After attending several Life Preservers Project events and learning about their mission I wanted to help the charity in any way I possibly could. Life Preservers Project is unique in the sense that it educates individuals on human trafficking and collaborates with artists and other charities to help eradicate human trafficking. After reaching out to the founder, I was thrilled to know that they needed someone on the board that can help the charity continue to grow.
Human trafficking is a form of modern slavery. It’s a multi-billion dollar criminal industry that denies freedom to 20.9 million people around the world and the United States is not excluded from that.
“Human trafficking, also known as trafficking in persons or modern-day slavery, is a crime that involves compelling or coercing a person to provide labor or services, or to engage in commercial sex acts. The coercion can be subtle or overt, physical or psychological. Exploitation of a minor for commercial sex is human trafficking, regardless of whether any form of force, fraud, or coercion was used. There is no single profile of a trafficking victim. Victims of human trafficking can be anyone—regardless of race, color, national origin, disability, religion, age, gender, sexual orientation, gender identity, socioeconomic status, education level, or citizenship status. Although there is no defining characteristic that all human trafficking victims share, traffickers around the world frequently prey on individuals who are poor, vulnerable, living in an unsafe or unstable situation, or are in search of a better life. Trafficking victims are deceived by false promises of love, a good job, or a stable life and are lured or forced into situations where they are made to work under deplorable conditions with little or no pay. In the United States, trafficking victims can be American or foreign citizens. Some of the most vulnerable populations for trafficking in the United States include American Indian/Alaska Native communities, lesbian-gay-bisexual-transgender-questioning (LGBT) individuals, individuals with disabilities, undocumented migrants, runaway and homeless youth, temporary guest-workers and low-income individuals.” [justice.gov]
Why do I care?
I live in Hell’s Kitchen NYC, and have seen firsthand young LGBT individuals on the streets who get lured selling their bodies for food and money. That’s just the beginning, and often times, they end up entering into Human Trafficking because they are homeless and are promised a better life by traffickers. After living here for a few years, I learned about an organization a few blocks from my home where they educate and provide young LGBT kids who are homeless resources so they do not end up in these situations. I joined the board of that organization and have been involved for over years.

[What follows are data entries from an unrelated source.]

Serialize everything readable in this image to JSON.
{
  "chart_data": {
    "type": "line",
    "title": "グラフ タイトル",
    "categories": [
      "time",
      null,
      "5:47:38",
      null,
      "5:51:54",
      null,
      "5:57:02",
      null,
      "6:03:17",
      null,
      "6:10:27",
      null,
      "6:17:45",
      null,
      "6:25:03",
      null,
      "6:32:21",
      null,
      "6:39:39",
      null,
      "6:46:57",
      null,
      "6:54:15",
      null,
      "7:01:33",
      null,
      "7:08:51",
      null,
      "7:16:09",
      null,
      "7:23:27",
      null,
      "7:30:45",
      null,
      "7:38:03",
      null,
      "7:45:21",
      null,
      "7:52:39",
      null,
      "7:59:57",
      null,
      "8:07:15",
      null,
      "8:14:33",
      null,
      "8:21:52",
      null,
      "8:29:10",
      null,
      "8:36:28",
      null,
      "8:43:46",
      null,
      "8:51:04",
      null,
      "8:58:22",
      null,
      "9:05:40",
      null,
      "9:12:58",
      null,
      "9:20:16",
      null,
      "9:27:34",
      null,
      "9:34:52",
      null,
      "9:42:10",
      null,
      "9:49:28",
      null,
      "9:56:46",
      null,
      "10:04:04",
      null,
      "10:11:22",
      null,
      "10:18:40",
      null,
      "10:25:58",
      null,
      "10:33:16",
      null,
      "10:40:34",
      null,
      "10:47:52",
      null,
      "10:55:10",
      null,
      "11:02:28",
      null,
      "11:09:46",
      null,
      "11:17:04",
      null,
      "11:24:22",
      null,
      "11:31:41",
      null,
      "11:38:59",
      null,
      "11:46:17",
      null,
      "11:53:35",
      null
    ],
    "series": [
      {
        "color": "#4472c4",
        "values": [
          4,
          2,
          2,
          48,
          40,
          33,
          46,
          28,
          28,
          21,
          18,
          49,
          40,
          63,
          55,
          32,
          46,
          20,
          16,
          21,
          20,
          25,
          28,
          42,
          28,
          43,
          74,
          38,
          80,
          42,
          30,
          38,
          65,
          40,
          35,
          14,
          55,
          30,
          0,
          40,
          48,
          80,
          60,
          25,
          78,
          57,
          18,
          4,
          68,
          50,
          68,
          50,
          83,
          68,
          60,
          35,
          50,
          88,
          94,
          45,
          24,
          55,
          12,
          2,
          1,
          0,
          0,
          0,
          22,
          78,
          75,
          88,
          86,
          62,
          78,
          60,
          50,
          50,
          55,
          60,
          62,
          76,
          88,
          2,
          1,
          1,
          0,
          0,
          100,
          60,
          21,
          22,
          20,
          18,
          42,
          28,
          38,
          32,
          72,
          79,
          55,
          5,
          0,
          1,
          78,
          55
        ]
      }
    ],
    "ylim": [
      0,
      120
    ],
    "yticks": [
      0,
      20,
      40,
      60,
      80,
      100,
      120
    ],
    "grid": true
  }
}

Because of what I see happening in Hell’s Kitchen with LGBT and my work with them through the other charity it made sense to get involved with Life Preservers Project as well.
As human beings, we often forget that it is in our nature to give and help one another. I just want to do my part.
Nikki Samuels, Treasurer
Yaneeke (Nikki) Samuels is a manager within the eData Practice Support department at Morgan Lewis and Bockius.
Nikki has over 12 years of experience in the legal industry with a background in international business and financial services discovery management. In her spare time, she loves taking Pilates classes, reading, traveling and cooking.
Nikki currently sits on the board of two other charitable organizations and resides in Hell’s Kitchen, New York with her husband and two pups.